Great as was the advance which his powers had made, under the
influence of that resentment from which he now drew his inspiration,
they were yet, even in his Satire, at an immeasurable distance from
the point to which they afterwards so triumphantly rose. It is,
indeed, remarkable that, essentially as his genius seemed connected
with, and, as it were, springing out of his character, the
developement of the one should so long have preceded the full maturity
of the resources of the other. By her very early and rapid expansion
of his sensibilities, Nature had given him notice of what she destined
him for, long before he understood the call; and those materials of
poetry with which his own fervid temperament abounded were but by slow
degrees, and after much self-meditation, revealed to him.

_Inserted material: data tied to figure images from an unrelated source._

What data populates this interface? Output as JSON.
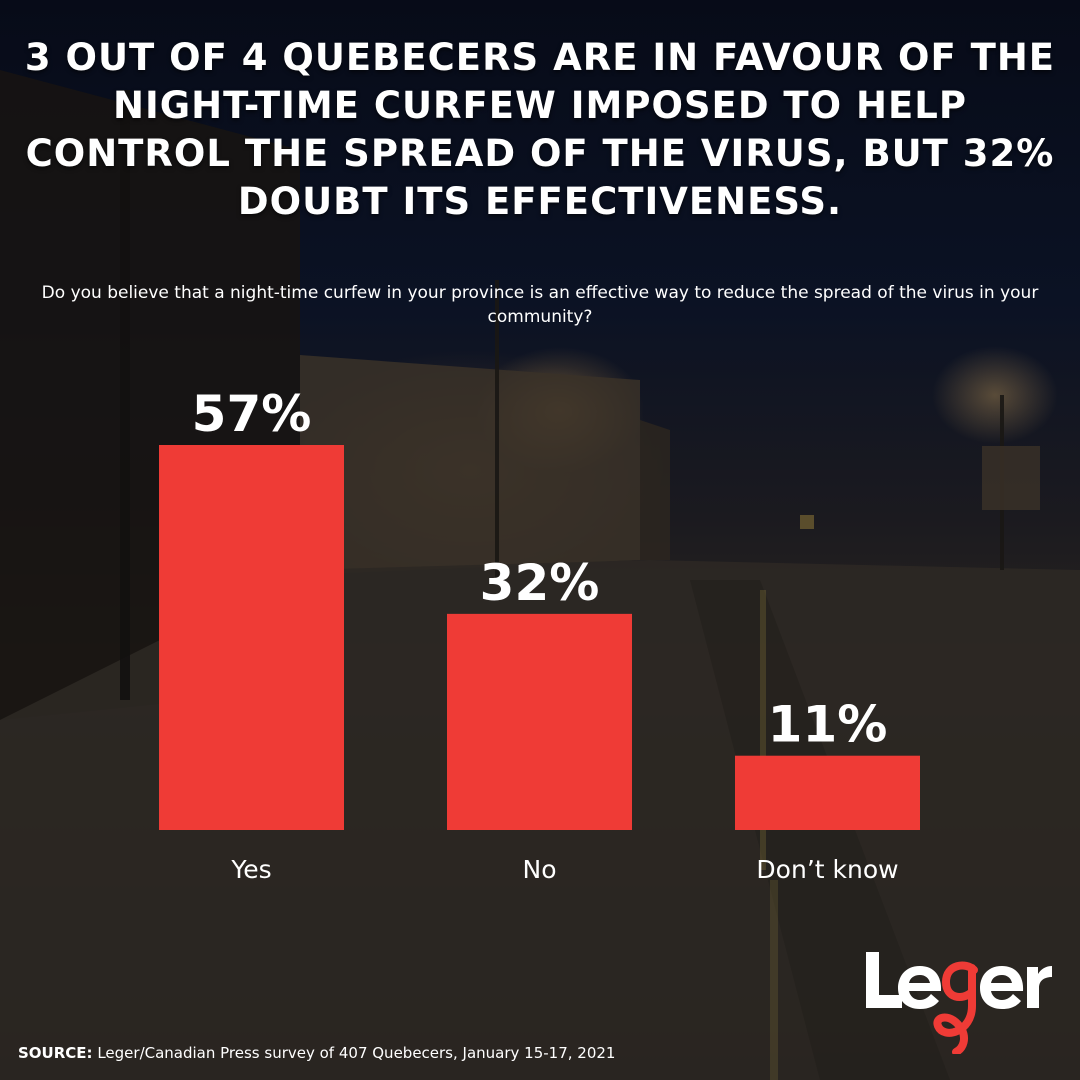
{
  "headline": "3 OUT OF 4 QUEBECERS ARE IN FAVOUR OF THE NIGHT-TIME CURFEW IMPOSED TO HELP CONTROL THE SPREAD OF THE VIRUS, BUT 32% DOUBT ITS EFFECTIVENESS.",
  "question": "Do you believe that a night-time curfew in your province is an effective way to reduce the spread of the virus in your community?",
  "source": {
    "label": "SOURCE:",
    "text": "Leger/Canadian Press survey of 407 Quebecers, January 15-17, 2021"
  },
  "logo": {
    "text": "Leger"
  },
  "colors": {
    "bar": "#ef3b36",
    "text": "#ffffff"
  },
  "chart_data": {
    "type": "bar",
    "title": "",
    "xlabel": "",
    "ylabel": "",
    "categories": [
      "Yes",
      "No",
      "Don’t know"
    ],
    "values": [
      57,
      32,
      11
    ],
    "data_labels": [
      "57%",
      "32%",
      "11%"
    ],
    "ylim": [
      0,
      57
    ],
    "grid": false,
    "legend": "none"
  }
}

In his
Satire, though vigorous, there is but little foretaste of the wonders
that followed it. His spirit was stirred, but he had not yet looked
down into its depths, nor does even his bitterness taste of the bottom
of the heart, like those sarcasms which he afterwards flung in the
face of mankind. Still less had the other countless feelings and
passions, with which his soul had been long labouring, found an organ
worthy of them;--the gloom, the grandeur, the tenderness of his
nature, all were left without a voice, till his mighty genius, at
last, awakened in its strength.
In stooping, as he did, to write after established models, as well in
the Satire as in his still earlier poems, he showed how little he had
yet explored his own original resources, or found out those
distinctive marks by which he was to be known through all times.